Maybe it will be nothing. I pray that it will be nothing. I cry, thinking that it might be more.

I tuck this knowledge inside of my heart, folded up right alongside of the stories my partner had told me of ambulance rides and an off-the-books surgery from his youth specifically delivered to him because his family could not afford what he needed to stay alive.

 

Today after class I cry from anger, from frustration, from hurt, from fear. I am afraid for my friend, and I am afraid for these white men in my class who have exhibited so much bigotry today that, even as I rage at them, I fear for their souls.

 

I erupted today in a flurry of hand-waving, voice-raising, expletive-laced action. No passivity left in this woman. None.

One of the lessons I learned from my father is that some people don’t want to talk—they want to lecture, and when you meet someone who wants to lecture you about your experience the only good listening does is help you to get acquainted with their argument so that you can decide how best to not only meet what they throw, but better them.

 

I am small—not even 5 feet 1 inch. My looks come from Korea.

Do not be fooled by these outward appearances because my stamina for arguing is the gift of years of misunderstanding and my words are the lovechildren of middle-class academia and all of the working-class folk I have loved for years.

 

So, when my young, white, male, heterosexual, nondisabled peer tells me that, as a white man, he’s experienced racism, I take off the wraps because, stepping to me in this fashion this late in the semester, it’s easy to identify that this is a street brawl.

I tell him it is history and structure. That he may well have been discriminated against, and/or been subject to prejudice or bigotry, but that doesn’t equal racism. No.
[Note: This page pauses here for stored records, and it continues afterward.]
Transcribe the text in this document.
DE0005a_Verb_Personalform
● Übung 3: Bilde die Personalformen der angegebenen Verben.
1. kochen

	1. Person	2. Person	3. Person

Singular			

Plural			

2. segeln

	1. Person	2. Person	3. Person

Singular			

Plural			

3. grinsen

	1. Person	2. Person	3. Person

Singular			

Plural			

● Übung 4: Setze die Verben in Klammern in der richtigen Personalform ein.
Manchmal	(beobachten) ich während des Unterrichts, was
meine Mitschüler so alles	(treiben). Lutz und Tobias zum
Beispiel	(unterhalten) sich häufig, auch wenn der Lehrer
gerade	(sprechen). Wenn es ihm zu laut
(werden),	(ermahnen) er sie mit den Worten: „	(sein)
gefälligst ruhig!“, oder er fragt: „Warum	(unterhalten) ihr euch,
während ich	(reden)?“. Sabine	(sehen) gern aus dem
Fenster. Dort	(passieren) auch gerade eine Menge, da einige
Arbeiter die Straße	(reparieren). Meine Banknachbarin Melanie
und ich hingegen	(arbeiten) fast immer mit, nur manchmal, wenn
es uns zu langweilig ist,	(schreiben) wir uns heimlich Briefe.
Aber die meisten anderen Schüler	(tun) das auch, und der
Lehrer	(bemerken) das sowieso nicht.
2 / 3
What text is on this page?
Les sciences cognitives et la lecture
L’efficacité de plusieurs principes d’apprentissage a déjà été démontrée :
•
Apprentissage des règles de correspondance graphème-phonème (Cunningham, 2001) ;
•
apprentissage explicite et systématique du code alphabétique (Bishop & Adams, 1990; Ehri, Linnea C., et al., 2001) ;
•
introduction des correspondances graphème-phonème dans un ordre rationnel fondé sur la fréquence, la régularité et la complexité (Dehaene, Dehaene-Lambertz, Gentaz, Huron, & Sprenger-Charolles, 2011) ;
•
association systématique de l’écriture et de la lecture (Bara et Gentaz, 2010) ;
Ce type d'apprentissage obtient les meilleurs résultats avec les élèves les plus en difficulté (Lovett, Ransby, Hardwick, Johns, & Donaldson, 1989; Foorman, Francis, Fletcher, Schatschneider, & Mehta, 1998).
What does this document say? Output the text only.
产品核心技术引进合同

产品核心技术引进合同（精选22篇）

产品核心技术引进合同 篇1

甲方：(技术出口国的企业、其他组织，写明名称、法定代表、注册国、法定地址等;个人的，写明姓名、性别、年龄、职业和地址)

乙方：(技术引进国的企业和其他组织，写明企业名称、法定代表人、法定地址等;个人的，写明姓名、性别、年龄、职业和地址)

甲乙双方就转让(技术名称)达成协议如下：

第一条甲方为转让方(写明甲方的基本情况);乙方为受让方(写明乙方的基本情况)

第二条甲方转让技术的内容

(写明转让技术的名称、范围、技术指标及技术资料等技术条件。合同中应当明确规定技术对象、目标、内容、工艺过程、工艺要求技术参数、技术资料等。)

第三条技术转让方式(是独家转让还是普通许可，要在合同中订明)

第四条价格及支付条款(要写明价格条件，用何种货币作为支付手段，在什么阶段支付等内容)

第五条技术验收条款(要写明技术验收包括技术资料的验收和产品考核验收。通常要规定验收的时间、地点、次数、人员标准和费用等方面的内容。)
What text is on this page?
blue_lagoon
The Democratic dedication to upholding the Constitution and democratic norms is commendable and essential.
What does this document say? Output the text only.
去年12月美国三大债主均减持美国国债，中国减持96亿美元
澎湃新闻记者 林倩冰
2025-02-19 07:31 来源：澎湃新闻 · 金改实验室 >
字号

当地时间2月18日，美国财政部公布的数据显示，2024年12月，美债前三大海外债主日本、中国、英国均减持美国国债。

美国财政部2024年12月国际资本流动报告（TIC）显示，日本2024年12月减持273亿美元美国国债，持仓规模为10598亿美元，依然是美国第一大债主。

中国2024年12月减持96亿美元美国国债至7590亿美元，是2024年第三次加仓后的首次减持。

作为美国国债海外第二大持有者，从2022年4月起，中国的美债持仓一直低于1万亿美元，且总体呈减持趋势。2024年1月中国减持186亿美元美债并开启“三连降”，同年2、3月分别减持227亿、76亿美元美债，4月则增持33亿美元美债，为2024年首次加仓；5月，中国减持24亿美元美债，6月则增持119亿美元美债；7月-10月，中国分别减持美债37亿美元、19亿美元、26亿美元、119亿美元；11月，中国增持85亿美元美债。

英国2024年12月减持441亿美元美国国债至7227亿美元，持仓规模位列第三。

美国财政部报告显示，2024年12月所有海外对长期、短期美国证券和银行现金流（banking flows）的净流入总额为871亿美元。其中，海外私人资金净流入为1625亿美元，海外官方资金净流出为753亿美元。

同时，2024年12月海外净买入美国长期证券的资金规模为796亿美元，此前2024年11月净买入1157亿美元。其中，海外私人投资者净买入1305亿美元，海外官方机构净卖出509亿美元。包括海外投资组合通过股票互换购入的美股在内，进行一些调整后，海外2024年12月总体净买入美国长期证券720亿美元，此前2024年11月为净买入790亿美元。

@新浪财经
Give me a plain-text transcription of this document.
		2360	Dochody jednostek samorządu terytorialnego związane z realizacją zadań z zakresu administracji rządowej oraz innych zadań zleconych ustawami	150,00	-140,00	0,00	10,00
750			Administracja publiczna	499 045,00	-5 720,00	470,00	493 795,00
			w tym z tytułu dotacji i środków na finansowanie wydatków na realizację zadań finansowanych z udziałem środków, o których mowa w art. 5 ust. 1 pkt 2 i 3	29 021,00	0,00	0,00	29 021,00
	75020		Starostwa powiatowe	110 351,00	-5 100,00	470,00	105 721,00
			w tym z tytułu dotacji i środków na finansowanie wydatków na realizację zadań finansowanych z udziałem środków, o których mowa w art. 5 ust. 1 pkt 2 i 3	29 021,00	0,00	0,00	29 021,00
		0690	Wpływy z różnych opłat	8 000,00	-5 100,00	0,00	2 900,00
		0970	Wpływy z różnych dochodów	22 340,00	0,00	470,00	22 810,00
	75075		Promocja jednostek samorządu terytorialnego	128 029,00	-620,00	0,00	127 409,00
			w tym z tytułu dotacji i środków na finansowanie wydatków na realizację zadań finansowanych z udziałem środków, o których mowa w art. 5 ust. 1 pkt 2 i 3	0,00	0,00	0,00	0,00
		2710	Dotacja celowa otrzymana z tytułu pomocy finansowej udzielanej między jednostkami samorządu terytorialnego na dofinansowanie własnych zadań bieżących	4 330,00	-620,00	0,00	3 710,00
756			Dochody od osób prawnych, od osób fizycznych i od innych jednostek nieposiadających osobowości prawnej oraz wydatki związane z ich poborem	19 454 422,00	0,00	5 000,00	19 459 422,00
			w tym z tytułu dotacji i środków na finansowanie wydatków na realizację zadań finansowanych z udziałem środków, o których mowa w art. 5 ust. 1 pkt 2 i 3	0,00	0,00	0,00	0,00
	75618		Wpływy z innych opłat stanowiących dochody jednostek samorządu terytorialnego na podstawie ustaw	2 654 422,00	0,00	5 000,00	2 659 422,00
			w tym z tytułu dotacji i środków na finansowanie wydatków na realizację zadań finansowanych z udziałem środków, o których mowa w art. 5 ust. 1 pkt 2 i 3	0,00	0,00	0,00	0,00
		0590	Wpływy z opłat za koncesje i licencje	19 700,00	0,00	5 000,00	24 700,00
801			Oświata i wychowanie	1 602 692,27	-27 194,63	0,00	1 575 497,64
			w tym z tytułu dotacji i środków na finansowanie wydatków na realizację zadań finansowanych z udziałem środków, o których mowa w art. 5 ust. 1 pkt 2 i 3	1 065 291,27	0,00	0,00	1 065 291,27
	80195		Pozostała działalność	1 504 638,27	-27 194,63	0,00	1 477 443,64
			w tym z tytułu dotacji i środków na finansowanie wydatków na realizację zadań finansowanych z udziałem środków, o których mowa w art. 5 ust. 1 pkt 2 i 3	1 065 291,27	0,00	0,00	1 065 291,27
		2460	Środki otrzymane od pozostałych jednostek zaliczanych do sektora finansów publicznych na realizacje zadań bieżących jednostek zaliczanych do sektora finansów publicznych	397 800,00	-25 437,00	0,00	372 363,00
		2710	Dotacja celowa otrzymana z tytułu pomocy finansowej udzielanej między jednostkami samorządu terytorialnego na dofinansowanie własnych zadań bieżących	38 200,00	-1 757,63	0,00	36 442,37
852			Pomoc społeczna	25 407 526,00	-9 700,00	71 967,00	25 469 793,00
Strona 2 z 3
And he fights me, tooth and nail, but what he doesn’t count on is that I can see things clearly now and I know he’s not going to change. I’ve got nothing left to lose.

I call him out when he interrupts me. He thought I’d just let him talk over me like I’m nothing.

They start to agree with each other, these white men I’m talking to.

Since there’s three of them and only one of me, I raise my voice because I can play that game, too.

When my peer finally tells me that if people of color want any change they need to make white people stop feeling like “assholes” for bring up historical inequality (think slavery), I finally understand the landscape I am travelling.

 

During class discussion, I call out another young, white, nondisabled, heterosexual man when he says that the Middle East is the most patriarchal society. As if such a thing is quantifiable. As if the Middle East is one place made up of a completely homogenous people—this from a white man who probably wouldn’t like it very much if people lumped him in with all other white people.

I tell him that what he’s saying is patently ridiculous and reflects U.S. American propagandistic portrayals of the “Middle East.” He does not take this well and does what every over-privileged white man I’ve ever met does—yells out demanding to be heard.

So, I call out, too. Specifically, I call him out for being so privileged by his whiteness and his maleness that he does not see the way that women are subordinated in our culture, the way that all minorities are still discriminated against in our society—so much so that it doesn’t even have to be state-mandated.

 

Ultimately I’m glad that I did what I did, but it didn’t come without cost to me.

That’s the double-edged liberation of taking off the wraps—you aren’t protected anymore either.